To the Editor:
I’ve included my brief response to your recent article on OpenCape’s microwave extension to Martha’s Vineyard by Steve Myrick. We had spoken briefly about OpenCape after your presentation at the Chappy Community Center this year. We had hoped that the paper would have taken a hard look at the OpenCape process, as it siphoned the stimulus money Martha’s Vineyard should have shared in, to build our own fiber-optic network. Instead of writing an article that might have championed Martha’s Vineyard, your paper opted for an OpenCape commercial. After your speech, we would have expected more from the MV Times.
There’s a good reason Martha’s Vineyard has not jumped onto the OpenCape bandwagon. For Dan Gallagher, it has never been about providing service for Martha’s Vineyard, but in maintaining the entire sum of money for the Cape project. No one argues against the utility of a fiber-optic network on the Cape, but the only reason OpenCape’s application for $32 million of stimulus money was approved was due to Senator John Kerry’s inclusion of Chappaquiddick and Gosnold in the grant. Chappaquiddick had been designated an area of Internet need, thus elevating their application. The inclusion of a microwave connection to Chappy was never designed as a solution for Martha’s Vineyard, but rather as the fulfillment of a state contractual obligation for their additional funding. OpenCape never did any due diligence to review the needs of Martha’s Vineyard or Chappy.
Mr.
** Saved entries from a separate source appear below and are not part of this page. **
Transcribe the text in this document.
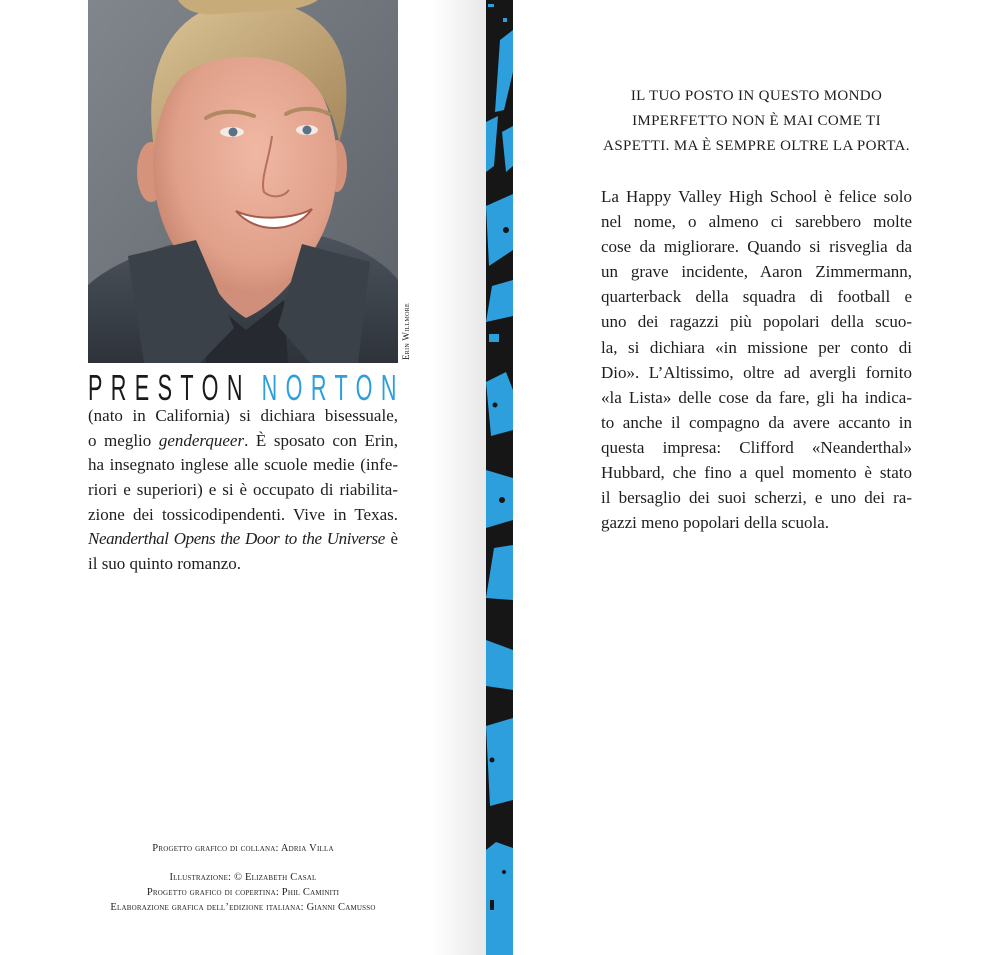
Erin Willmore
PRESTON NORTON
(nato in California) si dichiara bisessuale,
o meglio genderqueer. È sposato con Erin,
ha insegnato inglese alle scuole medie (infe-
riori e superiori) e si è occupato di riabilita-
zione dei tossicodipendenti. Vive in Texas.
Neanderthal Opens the Door to the Universe è
il suo quinto romanzo.
Progetto grafico di collana: Adria Villa
Illustrazione: © Elizabeth Casal
Progetto grafico di copertina: Phil Caminiti
Elaborazione grafica dell’edizione italiana: Gianni Camusso
IL TUO POSTO IN QUESTO MONDO
IMPERFETTO NON È MAI COME TI
ASPETTI. MA È SEMPRE OLTRE LA PORTA.
La Happy Valley High School è felice solo
nel nome, o almeno ci sarebbero molte
cose da migliorare. Quando si risveglia da
un grave incidente, Aaron Zimmermann,
quarterback della squadra di football e
uno dei ragazzi più popolari della scuo-
la, si dichiara «in missione per conto di
Dio». L’Altissimo, oltre ad avergli fornito
«la Lista» delle cose da fare, gli ha indica-
to anche il compagno da avere accanto in
questa impresa: Clifford «Neanderthal»
Hubbard, che fino a quel momento è stato
il bersaglio dei suoi scherzi, e uno dei ra-
gazzi meno popolari della scuola.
Gallager was asked several times for a small portion of the money, in order to fuel the extension of cable to underserved areas of Martha’s Vineyard. He refused on each occasion, stating that all the money had already been appropriated to the Cape. He was asked several times to remove the “islands” from his mission statement. He refused. The inclusion of Martha’s Vineyard into his grant limited our ability to apply for our own funding which would have allowed a real fiber network for our schools, businesses, and homes.
A microwave extension is a poor man’s solution for Martha’s Vineyard. It does not deliver high-speed access or bundled services to lower our costs. In fact, Mr. Gallagher has no concerns as to how the signal reaches your homes, only that the tower completes OpenCape’s obligation by 2013. There is no funding for the network backbone.
Although not a perfect solution, a small amount of the $32 million dollar grant would have easily paid for the extension Comcast is demanding to access underserved areas of Martha’s Vineyard.
If the MV Times is going to print a commercial for Dan Gallagher’s OpenCape without seriously reviewing its details and goals, the article should be placed in the advertising section.